Après huit années de déficit budgétaire annuel élevé, la dette publique a dépassé 77%, un obstacle considéré comme dangereux par les experts. Le pays a signé avec le FMI un prêt de près de 2,6 milliards d’euros, dont 1 400 ont déjà été versés. Pour payer le reste, le Fonds exigera de nouvelles réductions et réformes libérales qui pourraient mettre fin à la lune de miel avec les nouvelles autorités issues des urnes. Le pays souffre d’une grève structurelle de plus de 15% et d’une inflation à la hausse proche de 7%.
Le nouveau gouvernement doit établir des équilibres difficiles pour répondre aux exigences de la justice sociale de la population sans négliger les exigences du FMI, dont dépend le financement du déficit à des taux d’intérêt réduits. « Ennahda et le reste des partis n’ont pas de véritable programme économique pour sortir le pays du fossé », a déclaré Abdelfatá Muru, candidat à la présidence d’Ennahda, lors d’un entretien préélectoral avec EL PAÍS. Pour le moment, le nouveau budget sera présenté par un gouvernement en activité devant un nouveau Parlement, sans aucune garantie de son approbation.
Jalil Amiri, secrétaire d’État à la Recherche scientifique et responsable de la rédaction du programme dans ces assemblées législatives d’Ennahda, a déclaré: «Nida Tunis a remporté les élections de 2014 parce que les gens pensaient qu’ils étaient de bons gestionnaires et que nous n’avions aucune expérience. Maintenant, les gens ont compris qu’ils n’étaient pas de bons gestionnaires et qu’il y avait beaucoup de corruption. Et nous avons également souffert d’attrition parce que nous formons une coalition avec eux, même si nous n’étions responsables ni du Parlement, ni du gouvernement, ni de la présidence. «
Les grands défis sont maintenant très clairs, selon le dirigeant d’Ennahda: «Premièrement, augmenter les emplois et lutter contre le coût de la vie. Deuxièmement, lutter contre l’insécurité citoyenne. Et enfin, combattez la corruption. Notre grand défi sera de tenir les promesses. Nous devrons regagner la confiance des gens. » Pour cela, ils devront s’associer à des partis qui pourraient être plus radicaux qu’Ennahda, mais Amiri est confiant que l’adhésion au gouvernement aura un « effet modérateur ».

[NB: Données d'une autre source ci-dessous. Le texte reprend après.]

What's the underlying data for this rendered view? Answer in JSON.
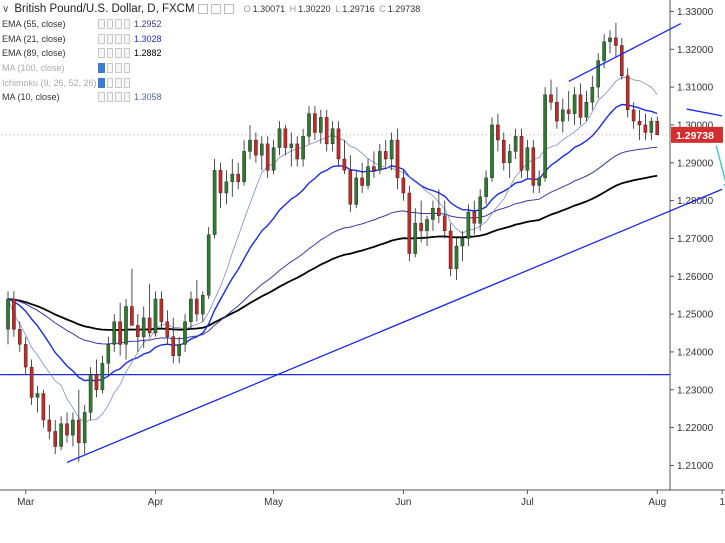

En ce qui concerne les réformes civiles liées au genre, aucun changement majeur n’est attendu. Dans les pays musulmans, la doctrine du Coran est appliquée, selon laquelle les femmes n’en héritent que pour la moitié par rapport aux hommes. La Tunisie a été le pays où le gouvernement lui-même a multiplié les débats pour étudier une éventuelle réforme de la loi. Mais avec le prochain gouvernement, cette question ne sera plus à l’ordre du jour. « Cela n’a pas été un gros problème pendant la campagne », a déclaré Amiri. «La société tunisienne accepte différentes responsabilités pour les hommes et les femmes. Ce n’est pas à l’ordre du jour.
Les dimensions de la victoire de Saïd, notamment une participation plus élevée que prévue, suggèrent que les Tunisiens ont voulu donner une nouvelle chance au système démocratique. Mais si, au cours des cinq prochaines années, la nouvelle classe politique ne parvient pas à moraliser la vie publique et à améliorer sa qualité de vie, le pays pourrait basculer entre le découragement et la tentation d’un autoritarisme qui finira par s’imposer dans les autres pays des sources arabes.